A high percentage of the state’s teen drivers talk or text on their phone while behind the wheel, according to the 2011 Connecticut School Health Survey.
The results of the survey — administered to more than 6,000 high school and middle school students across the state — were released Thursday by the state Department of Public Health. Students are asked about a variety of behaviors, including sexual activity, alcohol and drug use and cigarette use. Students are also asked about their driving behaviors, and more than half (53 percent) of those surveyed said they talked on a cell phone while driving at least once in the month before taking the survey.
In further bad driving behavior, about 50 percent of teen drivers admitted to texting or emailing while driving at least once in the month before taking the survey. Also, about 10 percent of high school students said they rarely or never wore a seat belt as a passenger and about one out of every 10 high school seniors reported drinking alcohol and driving in the month before the survey. About one in four said they had recently been a passenger of someone who had been drinking alcohol.
State health officials report that motor vehicle crashes are the leading cause of death for U.S. teens.
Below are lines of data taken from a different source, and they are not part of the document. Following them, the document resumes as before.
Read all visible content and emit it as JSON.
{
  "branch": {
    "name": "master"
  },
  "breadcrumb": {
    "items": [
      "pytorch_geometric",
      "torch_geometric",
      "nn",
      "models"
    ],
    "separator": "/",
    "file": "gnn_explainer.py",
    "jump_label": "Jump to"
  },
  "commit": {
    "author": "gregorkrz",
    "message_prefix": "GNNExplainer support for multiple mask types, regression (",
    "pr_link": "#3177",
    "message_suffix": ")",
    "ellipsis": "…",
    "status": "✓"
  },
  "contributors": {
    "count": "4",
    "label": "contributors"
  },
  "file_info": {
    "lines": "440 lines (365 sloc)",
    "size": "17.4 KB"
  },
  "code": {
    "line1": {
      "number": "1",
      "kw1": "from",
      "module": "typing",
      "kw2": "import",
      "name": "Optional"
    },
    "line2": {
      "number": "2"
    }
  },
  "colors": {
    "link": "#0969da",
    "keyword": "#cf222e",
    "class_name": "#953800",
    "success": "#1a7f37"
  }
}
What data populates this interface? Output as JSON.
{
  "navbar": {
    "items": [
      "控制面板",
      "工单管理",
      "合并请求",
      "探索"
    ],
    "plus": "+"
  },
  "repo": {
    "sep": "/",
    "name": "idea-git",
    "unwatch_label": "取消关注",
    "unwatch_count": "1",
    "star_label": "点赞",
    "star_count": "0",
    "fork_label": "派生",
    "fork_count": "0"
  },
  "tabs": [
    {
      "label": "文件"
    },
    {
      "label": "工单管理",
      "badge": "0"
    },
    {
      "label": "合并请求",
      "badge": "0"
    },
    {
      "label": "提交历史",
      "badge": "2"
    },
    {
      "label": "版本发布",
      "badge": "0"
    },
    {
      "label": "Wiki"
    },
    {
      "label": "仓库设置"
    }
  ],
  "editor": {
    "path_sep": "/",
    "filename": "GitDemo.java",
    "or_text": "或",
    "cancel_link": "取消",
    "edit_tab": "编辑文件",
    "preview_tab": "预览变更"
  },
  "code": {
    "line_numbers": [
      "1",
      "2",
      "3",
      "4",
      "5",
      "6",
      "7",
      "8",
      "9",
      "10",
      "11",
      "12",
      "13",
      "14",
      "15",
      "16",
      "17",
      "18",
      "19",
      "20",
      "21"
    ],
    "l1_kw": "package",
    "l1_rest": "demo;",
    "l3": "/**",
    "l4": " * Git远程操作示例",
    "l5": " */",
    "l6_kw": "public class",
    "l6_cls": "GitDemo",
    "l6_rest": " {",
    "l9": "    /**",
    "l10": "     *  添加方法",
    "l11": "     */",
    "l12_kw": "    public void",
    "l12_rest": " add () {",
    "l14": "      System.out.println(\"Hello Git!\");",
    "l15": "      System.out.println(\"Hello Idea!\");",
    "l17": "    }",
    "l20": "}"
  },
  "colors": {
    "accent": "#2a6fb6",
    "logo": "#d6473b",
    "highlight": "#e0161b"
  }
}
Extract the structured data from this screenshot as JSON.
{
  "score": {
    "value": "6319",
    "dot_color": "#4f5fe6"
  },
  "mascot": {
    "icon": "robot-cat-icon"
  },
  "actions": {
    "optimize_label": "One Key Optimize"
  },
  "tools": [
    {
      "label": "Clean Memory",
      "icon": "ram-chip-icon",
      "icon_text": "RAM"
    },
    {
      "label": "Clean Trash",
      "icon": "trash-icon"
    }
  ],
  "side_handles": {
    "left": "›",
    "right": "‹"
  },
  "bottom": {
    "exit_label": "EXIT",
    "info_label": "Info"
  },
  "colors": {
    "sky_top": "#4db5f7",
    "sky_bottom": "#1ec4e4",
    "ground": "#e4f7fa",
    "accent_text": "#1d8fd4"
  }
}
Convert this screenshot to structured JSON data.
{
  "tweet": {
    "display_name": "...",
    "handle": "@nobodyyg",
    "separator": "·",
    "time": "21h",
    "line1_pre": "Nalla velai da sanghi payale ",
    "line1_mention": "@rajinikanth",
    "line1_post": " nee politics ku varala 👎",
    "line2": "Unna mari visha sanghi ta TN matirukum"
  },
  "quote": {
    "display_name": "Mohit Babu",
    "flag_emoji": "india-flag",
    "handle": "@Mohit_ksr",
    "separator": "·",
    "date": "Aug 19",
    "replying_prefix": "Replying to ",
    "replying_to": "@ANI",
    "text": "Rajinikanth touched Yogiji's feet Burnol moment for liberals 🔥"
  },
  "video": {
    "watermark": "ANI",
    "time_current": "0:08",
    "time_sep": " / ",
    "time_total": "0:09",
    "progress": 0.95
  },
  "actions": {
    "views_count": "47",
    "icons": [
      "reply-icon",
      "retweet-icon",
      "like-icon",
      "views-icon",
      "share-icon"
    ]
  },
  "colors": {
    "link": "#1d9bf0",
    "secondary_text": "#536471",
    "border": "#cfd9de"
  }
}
The Connecticut School Health Survey is administered in two parts, the Youth Behavior Component (YBC) and the Youth Tobacco Component (YTC). The YBC surveys high school students and monitors public health risk behavior and the YTC survey high school and middle school students about their use of and exposure to tobacco. In 2011, 4,299 middle and high school students completed the YTC and 2,058 youth completed the YBC. The YBC contained the questions about driving behaviors.